Oleh: Monas
Oerban.com – Dalam sebuah organisasi atau institusi publik keterlibatan laki-laki sangat mendominasi, padahal perempuan juga memiliki potensi yang tidak kalah dengan kaum laki-laki dalam memimpin.
Adanya perbedaan pandangan masyarakat terkait jenis kelamin antara laki-laki dan perempuan yang dihubungkan dengan kepemimpinan menghambat kaum perempuan untuk maju.
Budaya patriarki yang secara tidak sadar selalu diajarkan dan diturunkan dari generasi ke generasi menjadi akar adanya kekerasan berbasis gender.
Menurut Asian Pacific Institute on Gender-Based Violence (API-GBV), sudut pandang patriarkis yang menilai laki-laki, dominasi heteroseksual, dan devaluasi perempuan merupakan akar dari kekerasan berbasis gender, khususnya terhadap perempuan.
Baca juga: Money Politic Merebak: Praktik Kotor Memanfaatkan Masyarakat Miskin
Hal ini selaras dengan Data Simfoni-PPA terkait kasus kekerasan di Indonesia yang di input pada tanggal 1 Januari 2024, sebanyak 3.693 kasus.
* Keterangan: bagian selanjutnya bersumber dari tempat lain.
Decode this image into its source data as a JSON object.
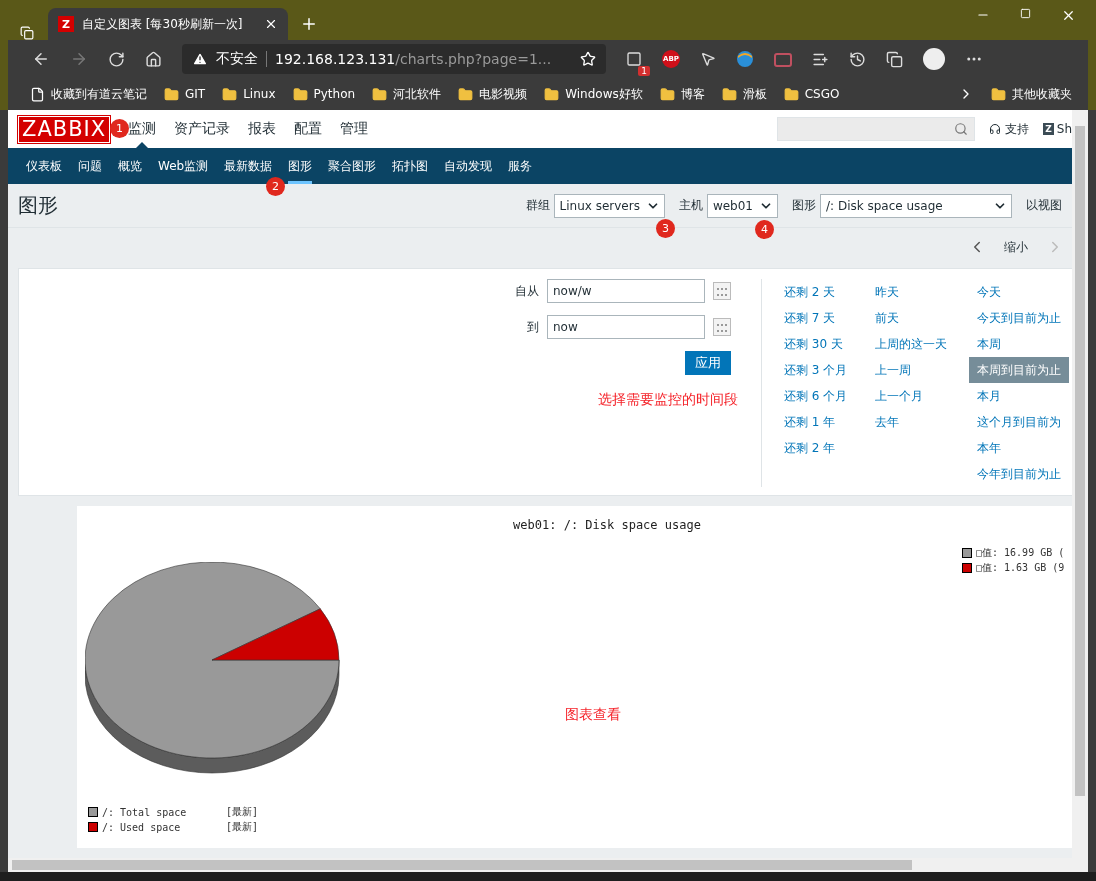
{
  "browser": {
    "tab": {
      "icon_letter": "Z",
      "title": "自定义图表 [每30秒刷新一次]"
    },
    "address": {
      "security": "不安全",
      "host": "192.168.123.131",
      "path": "/charts.php?page=1..."
    },
    "extension_badge": "1",
    "abp_label": "ABP",
    "bookmarks": [
      {
        "label": "收藏到有道云笔记",
        "kind": "page"
      },
      {
        "label": "GIT",
        "kind": "folder"
      },
      {
        "label": "Linux",
        "kind": "folder"
      },
      {
        "label": "Python",
        "kind": "folder"
      },
      {
        "label": "河北软件",
        "kind": "folder"
      },
      {
        "label": "电影视频",
        "kind": "folder"
      },
      {
        "label": "Windows好软",
        "kind": "folder"
      },
      {
        "label": "博客",
        "kind": "folder"
      },
      {
        "label": "滑板",
        "kind": "folder"
      },
      {
        "label": "CSGO",
        "kind": "folder"
      }
    ],
    "other_bookmarks": "其他收藏夹"
  },
  "zabbix": {
    "logo": "ZABBIX",
    "main_menu": [
      {
        "label": "监测",
        "selected": true
      },
      {
        "label": "资产记录",
        "selected": false
      },
      {
        "label": "报表",
        "selected": false
      },
      {
        "label": "配置",
        "selected": false
      },
      {
        "label": "管理",
        "selected": false
      }
    ],
    "support": "支持",
    "user_icon_letter": "Z",
    "user": "Sh",
    "sub_menu": [
      {
        "label": "仪表板",
        "selected": false
      },
      {
        "label": "问题",
        "selected": false
      },
      {
        "label": "概览",
        "selected": false
      },
      {
        "label": "Web监测",
        "selected": false
      },
      {
        "label": "最新数据",
        "selected": false
      },
      {
        "label": "图形",
        "selected": true
      },
      {
        "label": "聚合图形",
        "selected": false
      },
      {
        "label": "拓扑图",
        "selected": false
      },
      {
        "label": "自动发现",
        "selected": false
      },
      {
        "label": "服务",
        "selected": false
      }
    ],
    "page_title": "图形",
    "filters": [
      {
        "label": "群组",
        "value": "Linux servers"
      },
      {
        "label": "主机",
        "value": "web01"
      },
      {
        "label": "图形",
        "value": "/: Disk space usage"
      }
    ],
    "view_link": "以视图",
    "zoom_label": "缩小",
    "time_filter": {
      "from_label": "自从",
      "from_value": "now/w",
      "to_label": "到",
      "to_value": "now",
      "apply": "应用"
    },
    "quick_ranges": [
      [
        {
          "label": "还剩 2 天",
          "selected": false
        },
        {
          "label": "还剩 7 天",
          "selected": false
        },
        {
          "label": "还剩 30 天",
          "selected": false
        },
        {
          "label": "还剩 3 个月",
          "selected": false
        },
        {
          "label": "还剩 6 个月",
          "selected": false
        },
        {
          "label": "还剩 1 年",
          "selected": false
        },
        {
          "label": "还剩 2 年",
          "selected": false
        }
      ],
      [
        {
          "label": "昨天",
          "selected": false
        },
        {
          "label": "前天",
          "selected": false
        },
        {
          "label": "上周的这一天",
          "selected": false
        },
        {
          "label": "上一周",
          "selected": false
        },
        {
          "label": "上一个月",
          "selected": false
        },
        {
          "label": "去年",
          "selected": false
        }
      ],
      [
        {
          "label": "今天",
          "selected": false
        },
        {
          "label": "今天到目前为止",
          "selected": false
        },
        {
          "label": "本周",
          "selected": false
        },
        {
          "label": "本周到目前为止",
          "selected": true
        },
        {
          "label": "本月",
          "selected": false
        },
        {
          "label": "这个月到目前为",
          "selected": false
        },
        {
          "label": "本年",
          "selected": false
        },
        {
          "label": "今年到目前为止",
          "selected": false
        }
      ]
    ],
    "graph": {
      "title": "web01: /: Disk space usage",
      "value_legend": [
        {
          "text": "□值: 16.99 GB (",
          "color": "#999999"
        },
        {
          "text": "□值: 1.63 GB (9",
          "color": "#cc0000"
        }
      ],
      "items": [
        {
          "name": "/: Total space",
          "tag": "[最新]",
          "color": "#999999"
        },
        {
          "name": "/: Used space",
          "tag": "[最新]",
          "color": "#cc0000"
        }
      ]
    }
  },
  "annotations": {
    "badges": [
      "1",
      "2",
      "3",
      "4"
    ],
    "notes": [
      "选择需要监控的时间段",
      "图表查看"
    ]
  }
}
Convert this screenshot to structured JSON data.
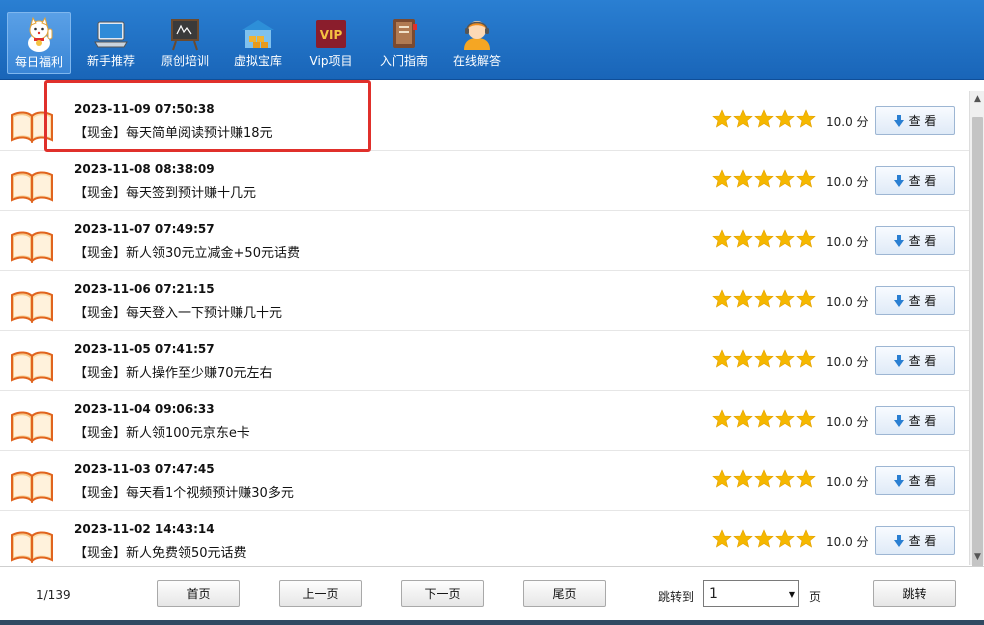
{
  "toolbar": {
    "items": [
      {
        "label": "每日福利",
        "icon": "lucky-cat-icon"
      },
      {
        "label": "新手推荐",
        "icon": "laptop-icon"
      },
      {
        "label": "原创培训",
        "icon": "blackboard-icon"
      },
      {
        "label": "虚拟宝库",
        "icon": "warehouse-icon"
      },
      {
        "label": "Vip项目",
        "icon": "vip-icon",
        "badge": "VIP"
      },
      {
        "label": "入门指南",
        "icon": "guide-book-icon"
      },
      {
        "label": "在线解答",
        "icon": "support-agent-icon"
      }
    ]
  },
  "list": {
    "rows": [
      {
        "date": "2023-11-09 07:50:38",
        "title": "【现金】每天简单阅读预计赚18元",
        "score": "10.0 分",
        "button": "查 看",
        "rating": 5
      },
      {
        "date": "2023-11-08 08:38:09",
        "title": "【现金】每天签到预计赚十几元",
        "score": "10.0 分",
        "button": "查 看",
        "rating": 5
      },
      {
        "date": "2023-11-07 07:49:57",
        "title": "【现金】新人领30元立减金+50元话费",
        "score": "10.0 分",
        "button": "查 看",
        "rating": 5
      },
      {
        "date": "2023-11-06 07:21:15",
        "title": "【现金】每天登入一下预计赚几十元",
        "score": "10.0 分",
        "button": "查 看",
        "rating": 5
      },
      {
        "date": "2023-11-05 07:41:57",
        "title": "【现金】新人操作至少赚70元左右",
        "score": "10.0 分",
        "button": "查 看",
        "rating": 5
      },
      {
        "date": "2023-11-04 09:06:33",
        "title": "【现金】新人领100元京东e卡",
        "score": "10.0 分",
        "button": "查 看",
        "rating": 5
      },
      {
        "date": "2023-11-03 07:47:45",
        "title": "【现金】每天看1个视频预计赚30多元",
        "score": "10.0 分",
        "button": "查 看",
        "rating": 5
      },
      {
        "date": "2023-11-02 14:43:14",
        "title": "【现金】新人免费领50元话费",
        "score": "10.0 分",
        "button": "查 看",
        "rating": 5
      }
    ]
  },
  "footer": {
    "page_info": "1/139",
    "first": "首页",
    "prev": "上一页",
    "next": "下一页",
    "last": "尾页",
    "jump_label": "跳转到",
    "jump_value": "1",
    "page_unit": "页",
    "jump_button": "跳转"
  },
  "colors": {
    "toolbar": "#1965b8",
    "star": "#f5b800",
    "highlight": "#e0302b"
  }
}
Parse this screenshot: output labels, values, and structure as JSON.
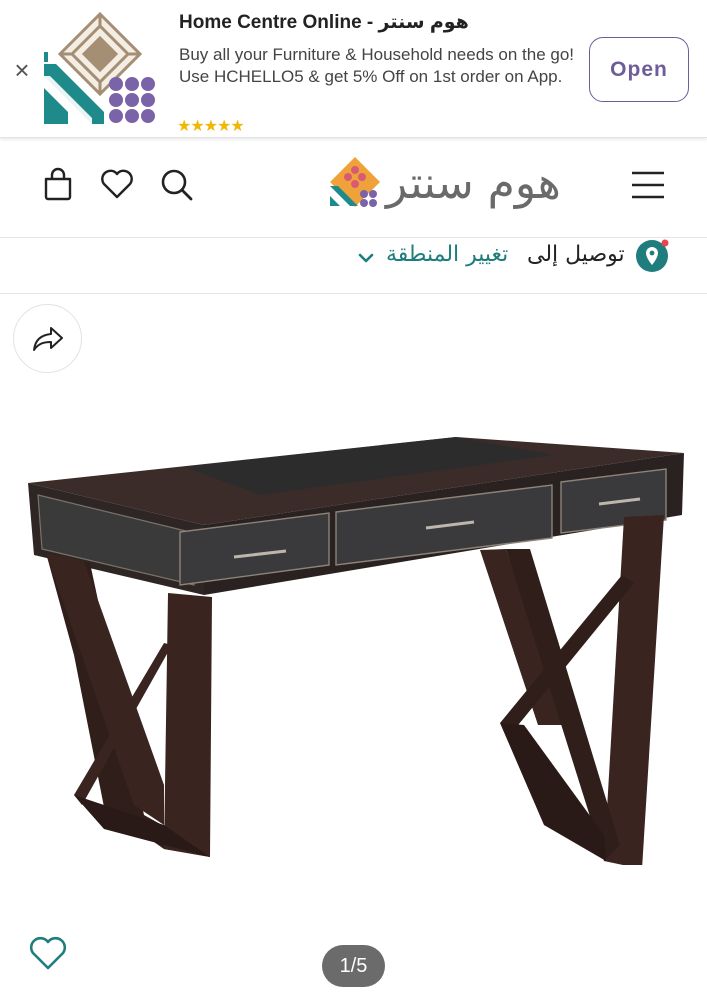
{
  "banner": {
    "close_label": "×",
    "app_logo_icon": "home-centre-app-logo",
    "title": "Home Centre Online - هوم سنتر",
    "description": "Buy all your Furniture & Household needs on the go! Use HCHELLO5 & get 5% Off on 1st order on App.",
    "rating_stars": "★★★★★",
    "rating": 5,
    "open_label": "Open"
  },
  "header": {
    "brand_name": "هوم سنتر",
    "icons": [
      "bag-icon",
      "heart-icon",
      "search-icon",
      "menu-icon"
    ]
  },
  "delivery": {
    "label": "توصيل إلى",
    "change_link": "تغيير المنطقة",
    "icon": "location-pin-icon"
  },
  "gallery": {
    "pager": "1/5",
    "current_image": 1,
    "total_images": 5,
    "product": "desk-with-x-legs-and-three-drawers"
  },
  "colors": {
    "accent_purple": "#6f5c9a",
    "teal": "#1f7d7d",
    "star_yellow": "#f2b705",
    "pager_bg": "#6b6b6b"
  }
}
Korban Perempuan mendominasi 3.234 kasus sedangkan laki-laki hanya 804 dan Kekerasan dalam rumah tangga paling tinggi berdasarkan tempat kejadian yaitu 2.479 kasus.
Budaya Patriarki yang mendominasi berkontribusi pada lahirnya ketidaksetaraan gender dari berbagai aspek aktivitas manusia termasuk dalam politik.
Keterwakilan perempuan dalam lembaga eksekutif dan legislatif, Undang-Undang No. 2 Tahun 2011 tentang Perubahan Atas Undang-Undang No. 2 Tahun 2008 tentang Partai Politik dan Undang-Undang No. 7 Tahun 2017 tentang Pemilihan Umum mengamanatkan keterwakilan perempuan sebanyak minimal 30%.
Meskipun undang-undang telah mendukung keterlibatan perempuan dalam politik praktis, namun keterlibatan perempuan tidak dapat terwujud begitu saja, faktanya keterlibatan perempuan dalam politik masih rendah.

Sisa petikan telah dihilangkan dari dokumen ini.